A Universidade de Brusque (UNIFEBE) mantém um programa de doação de corpos destinado ao ensino e à pesquisa no curso de Medicina. A iniciativa permite que pessoas manifestem, ainda em vida, o desejo de doar o próprio corpo para contribuir com a formação de futuros profissionais da saúde.
Em entrevista ao Conexão 92, o professor de Anatomia Humana e coordenador do Programa de Doação de Corpos da UNIFEBE, Rafael Saviolo Moreira, explicou que a prática é amparada pelo artigo 14 do Código Civil, que autoriza a doação do corpo para fins científicos e educacionais.
Segundo ele, apesar dos avanços tecnológicos, como modelos anatômicos, aplicativos e recursos digitais, o contato com o corpo humano continua sendo essencial na formação médica.
"Quando o aluno tem contato com o cadáver, ele compreende melhor a anatomia e também desenvolve respeito pela vida e pela finitude humana", destacou.
O professor explica que qualquer pessoa interessada pode manifestar o desejo de ser doadora. O cadastro é realizado por meio do site da UNIFEBE, onde estão disponíveis todas as informações e a documentação necessária. No momento do falecimento, a família comunica a universidade, que realiza todos os procedimentos legais para receber o corpo.

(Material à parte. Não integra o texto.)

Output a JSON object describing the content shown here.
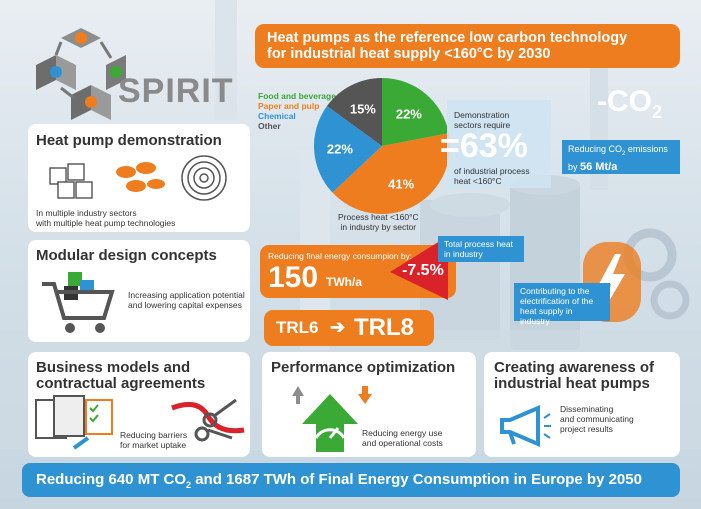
{
  "brand": {
    "name": "SPIRIT"
  },
  "headline": {
    "line1": "Heat pumps as the reference low carbon technology",
    "line2": "for industrial heat supply <160°C by 2030"
  },
  "pie": {
    "legend": [
      {
        "label": "Food and beverage",
        "color": "#3aa935"
      },
      {
        "label": "Paper and pulp",
        "color": "#ee7d1f"
      },
      {
        "label": "Chemical",
        "color": "#2f93d3"
      },
      {
        "label": "Other",
        "color": "#555555"
      }
    ],
    "slices": [
      {
        "label": "Food and beverage",
        "value": 22,
        "text": "22%",
        "color": "#3aa935"
      },
      {
        "label": "Paper and pulp",
        "value": 41,
        "text": "41%",
        "color": "#ee7d1f"
      },
      {
        "label": "Chemical",
        "value": 22,
        "text": "22%",
        "color": "#2f93d3"
      },
      {
        "label": "Other",
        "value": 15,
        "text": "15%",
        "color": "#555555"
      }
    ],
    "caption_line1": "Process heat <160°C",
    "caption_line2": "in industry by sector"
  },
  "demo_stat": {
    "line1": "Demonstration",
    "line2": "sectors require",
    "value": "=63%",
    "sub1": "of industrial process",
    "sub2": "heat <160°C"
  },
  "co2": {
    "big_label": "-CO",
    "big_sub": "2",
    "box_line1a": "Reducing CO",
    "box_line1b": "2",
    "box_line1c": " emissions",
    "box_line2a": "by ",
    "box_line2b": "56 Mt/a"
  },
  "heat_pump_demo": {
    "title": "Heat pump demonstration",
    "text1": "In multiple industry sectors",
    "text2": "with multiple heat pump technologies"
  },
  "energy": {
    "label": "Reducing final energy consumpion by:",
    "value": "150",
    "unit": "TWh/a",
    "pct": "-7.5%"
  },
  "total_heat": {
    "line1": "Total process heat",
    "line2": "in industry"
  },
  "electrification": {
    "line1": "Contributing to the",
    "line2": "electrification of the",
    "line3": "heat supply in industry"
  },
  "modular": {
    "title": "Modular design concepts",
    "text1": "Increasing application potential",
    "text2": "and lowering capital expenses"
  },
  "trl": {
    "from": "TRL6",
    "arrow": "➔",
    "to": "TRL8"
  },
  "business": {
    "title1": "Business models and",
    "title2": "contractual agreements",
    "text1": "Reducing barriers",
    "text2": "for market uptake"
  },
  "performance": {
    "title": "Performance optimization",
    "text1": "Reducing energy use",
    "text2": "and operational costs"
  },
  "awareness": {
    "title1": "Creating awareness of",
    "title2": "industrial heat pumps",
    "text1": "Disseminating",
    "text2": "and communicating",
    "text3": "project results"
  },
  "footer": {
    "part1": "Reducing 640 MT CO",
    "sub": "2",
    "part2": " and 1687 TWh of Final Energy Consumption in Europe by 2050"
  }
}
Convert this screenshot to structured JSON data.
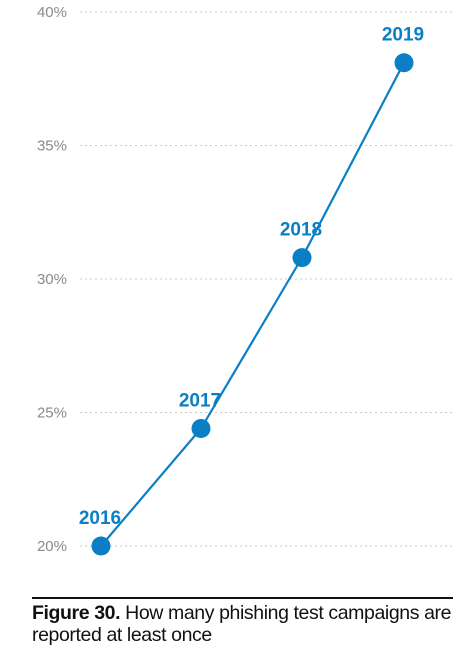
{
  "chart_data": {
    "type": "line",
    "yticks": [
      {
        "value": 40,
        "label": "40%"
      },
      {
        "value": 35,
        "label": "35%"
      },
      {
        "value": 30,
        "label": "30%"
      },
      {
        "value": 25,
        "label": "25%"
      },
      {
        "value": 20,
        "label": "20%"
      }
    ],
    "ylim": [
      20,
      40
    ],
    "grid": true,
    "points": [
      {
        "label": "2016",
        "value": 20.0
      },
      {
        "label": "2017",
        "value": 24.4
      },
      {
        "label": "2018",
        "value": 30.8
      },
      {
        "label": "2019",
        "value": 38.1
      }
    ],
    "colors": {
      "series": "#0a7fc6",
      "grid": "#c9c9c9",
      "ticks": "#8a8a8a"
    }
  },
  "caption": {
    "label": "Figure 30.",
    "text": " How many phishing test campaigns are reported at least once"
  }
}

Apesar da manifestação de vontade do doador, a decisão final permanece com a família.
"A última palavra é da família. Se ela decidir não realizar a doação, esse desejo é respeitado pela universidade", afirmou Rafael Saviolo.
Outro ponto destacado pelo coordenador é a preservação da identidade dos doadores. Os corpos são utilizados exclusivamente para atividades de ensino e pesquisa, sem qualquer tipo de exposição pública ou identificação dos estudantes.
"O laboratório não é um museu. Há um cuidado muito grande com a privacidade e com o respeito ao doador", explicou.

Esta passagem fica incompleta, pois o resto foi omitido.